The site rankings have gone up for the keywords they have submitted doorway pages for but I have yet to be able to actually find one of the doorway pages itself ranked in the engines.
Can the doorway pages be increasing the site's rankings for various keywords but never actually achieve a top and or visible rank themselves?
I am being asked this question now by my employers but am unsure. My understanding is that the traditional "point" of doing a doorway page was that the optimized doorway page could achieve a better ranking than the site for a particular keyword in a particular search engine and would thus act as a doorway/bridge back to the site.
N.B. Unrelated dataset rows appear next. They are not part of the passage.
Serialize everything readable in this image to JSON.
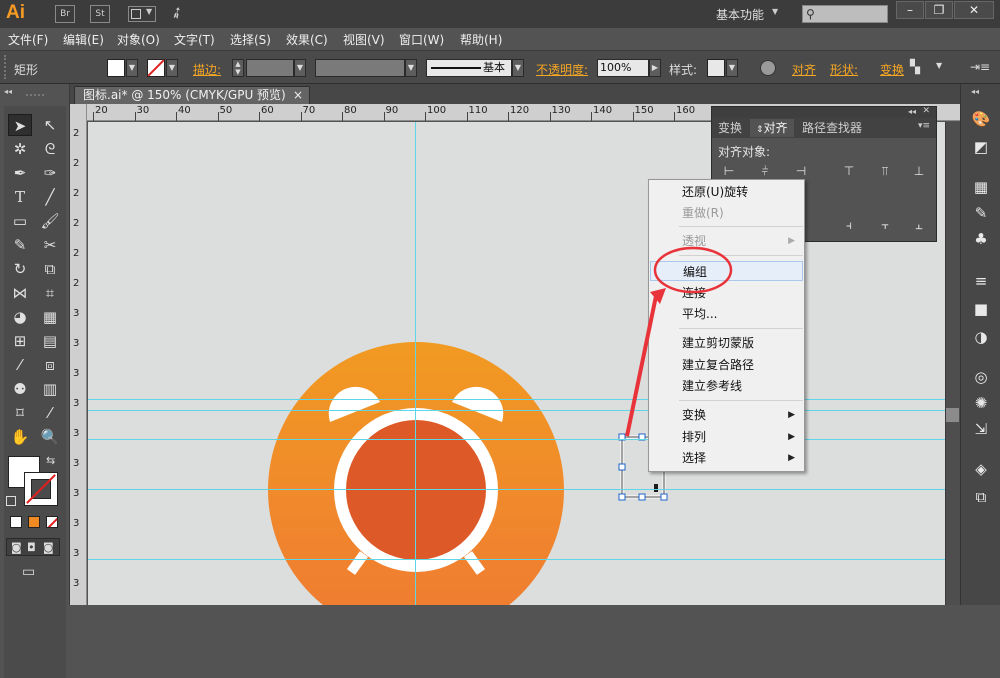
{
  "app": {
    "logo": "Ai",
    "bridge": "Br",
    "stock": "St",
    "workspace": "基本功能",
    "search_placeholder": ""
  },
  "menubar": {
    "items": [
      "文件(F)",
      "编辑(E)",
      "对象(O)",
      "文字(T)",
      "选择(S)",
      "效果(C)",
      "视图(V)",
      "窗口(W)",
      "帮助(H)"
    ]
  },
  "controlbar": {
    "selection_label": "矩形",
    "stroke_label": "描边:",
    "brush_profile": "基本",
    "opacity_label": "不透明度:",
    "opacity_value": "100%",
    "style_label": "样式:",
    "align_link": "对齐",
    "shape_link": "形状:",
    "transform_link": "变换"
  },
  "document": {
    "tab_title": "图标.ai* @ 150% (CMYK/GPU 预览)",
    "close_glyph": "×"
  },
  "ruler": {
    "h_ticks": [
      "20",
      "30",
      "40",
      "50",
      "60",
      "70",
      "80",
      "90",
      "100",
      "110",
      "120",
      "130",
      "140",
      "150",
      "160"
    ],
    "v_ticks": [
      "2",
      "2",
      "2",
      "2",
      "2",
      "2",
      "3",
      "3",
      "3",
      "3",
      "3",
      "3",
      "3",
      "3",
      "3",
      "3"
    ]
  },
  "align_panel": {
    "tabs": [
      "变换",
      "对齐",
      "路径查找器"
    ],
    "active_tab": "对齐",
    "align_to_label": "对齐对象:"
  },
  "context_menu": {
    "items": [
      {
        "label": "还原(U)旋转",
        "enabled": true,
        "submenu": false
      },
      {
        "label": "重做(R)",
        "enabled": false,
        "submenu": false
      },
      {
        "label": "透视",
        "enabled": false,
        "submenu": true
      },
      {
        "label": "编组",
        "enabled": true,
        "submenu": false,
        "highlighted": true
      },
      {
        "label": "连接",
        "enabled": true,
        "submenu": false
      },
      {
        "label": "平均...",
        "enabled": true,
        "submenu": false
      },
      {
        "label": "建立剪切蒙版",
        "enabled": true,
        "submenu": false
      },
      {
        "label": "建立复合路径",
        "enabled": true,
        "submenu": false
      },
      {
        "label": "建立参考线",
        "enabled": true,
        "submenu": false
      },
      {
        "label": "变换",
        "enabled": true,
        "submenu": true
      },
      {
        "label": "排列",
        "enabled": true,
        "submenu": true
      },
      {
        "label": "选择",
        "enabled": true,
        "submenu": true
      }
    ],
    "submenu_glyph": "▶"
  },
  "colors": {
    "accent": "#f59a23",
    "icon_orange_top": "#f19a22",
    "icon_orange_bottom": "#ef7a33",
    "clock_face": "#dd5a28",
    "guide": "#5fd6e6",
    "annotation_red": "#e8333a"
  },
  "icons": {
    "tools": [
      "selection-tool",
      "direct-selection-tool",
      "magic-wand-tool",
      "lasso-tool",
      "pen-tool",
      "curvature-tool",
      "type-tool",
      "line-tool",
      "rectangle-tool",
      "paintbrush-tool",
      "pencil-tool",
      "scissors-tool",
      "rotate-tool",
      "scale-tool",
      "width-tool",
      "free-transform-tool",
      "shape-builder-tool",
      "perspective-grid-tool",
      "mesh-tool",
      "gradient-tool",
      "eyedropper-tool",
      "blend-tool",
      "symbol-sprayer-tool",
      "column-graph-tool",
      "artboard-tool",
      "slice-tool",
      "hand-tool",
      "zoom-tool"
    ],
    "dock": [
      "color-icon",
      "color-guide-icon",
      "swatches-icon",
      "brushes-icon",
      "symbols-icon",
      "stroke-icon",
      "gradient-icon",
      "transparency-icon",
      "appearance-icon",
      "graphic-styles-icon",
      "export-icon",
      "layers-icon",
      "artboards-icon"
    ]
  }
}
Anyone have any thoughts/experiences to relate to this.
TIA.
Jas0n
I can't answer your questions because the only doorways I do are actually extra text pages on sites, graphics and all, that just happen to be geared to specific search phrases, or actual, visible, linked-up site pages on sites also geared to keyphrases but with a legitimate link to another site. Those rank where they are and stay put. Maybe the other pages will get benefit because of the link, too. I guess they're not actually doorways as such technically, they're real pages.
>The site rankings have gone up for the keywords they have submitted doorway pages for
I'm curious - with which search engines have the rankings for your pages gone up? And to be clear, it's your URL that actually appears at the search engines? The index page only, or interior site pages also?
These pages are put in directories on the site and the URL's for the doorway pages are submitted to the SE.
Over time (say from June 2001 to now) the rankings generally of the home page URL (the site uses frames) have improved for the keyword-doorway pages. I also sometimes see a deeper page (sans navigation frame) ranked in an engine. The main ones I am speaking of are Yahoo, Google, MSN, AOL, and AltaVista.
If I understand you correctly the "doorway" pages you are describing are helping the frame site become "somewhat" more search engine friendly.
A standard framed site is really only a 1 page web site (pages are "framed" on top of the "index.html" page)
Your doorway (non-frame pages) are adding relevancy to the main page (index.html) moreso than the pages within the site because the site's pages are linked to whatever your menu bar page (that is also framed on top of and not directly linked to the index.html page.
On the other hand, the "doorway" pages are a one page stand-alone web site (page) just residing on the same IP and the main site (assuming the index page(s) are not linking back to them).
Changing from frames to non-frame (or CSS) can be a major challenge, but reccommend if not submitted to [dmoz.org...] to do so. The listings you receive from here will add much more relevancy weight than the doorways.
Link fixed!
(edited by: Marcia at 10:22 am (utc) on May 23, 2002)
This is really the crux of the question. The doorway pages may or may not be helping. On the one hand our rankings have improved over time while using the doorway pages, on the other hand I have yet to see one of the doorway pages itself achieve a high ranking. The observable rankings are always for non-doorway pages such as the main URL pages of the main site, which makes establishing a direct "cause and effect" correlation beetween the doorway pages and the rankings more difficult.
During the whole period we've used doorways there have also been other promotional activites as well that could contribute to the site's increased rankings/popularity.
Jas0n
I recommend doing away with the frames as soon as you can... use CSS instead to build a wider array of indexable pages.
Depending on the circumstances, it seems that doorway pages do help the core URL that you might be linking to... as I understand, Google makes it a point to use those links as part of their ranking algorithm.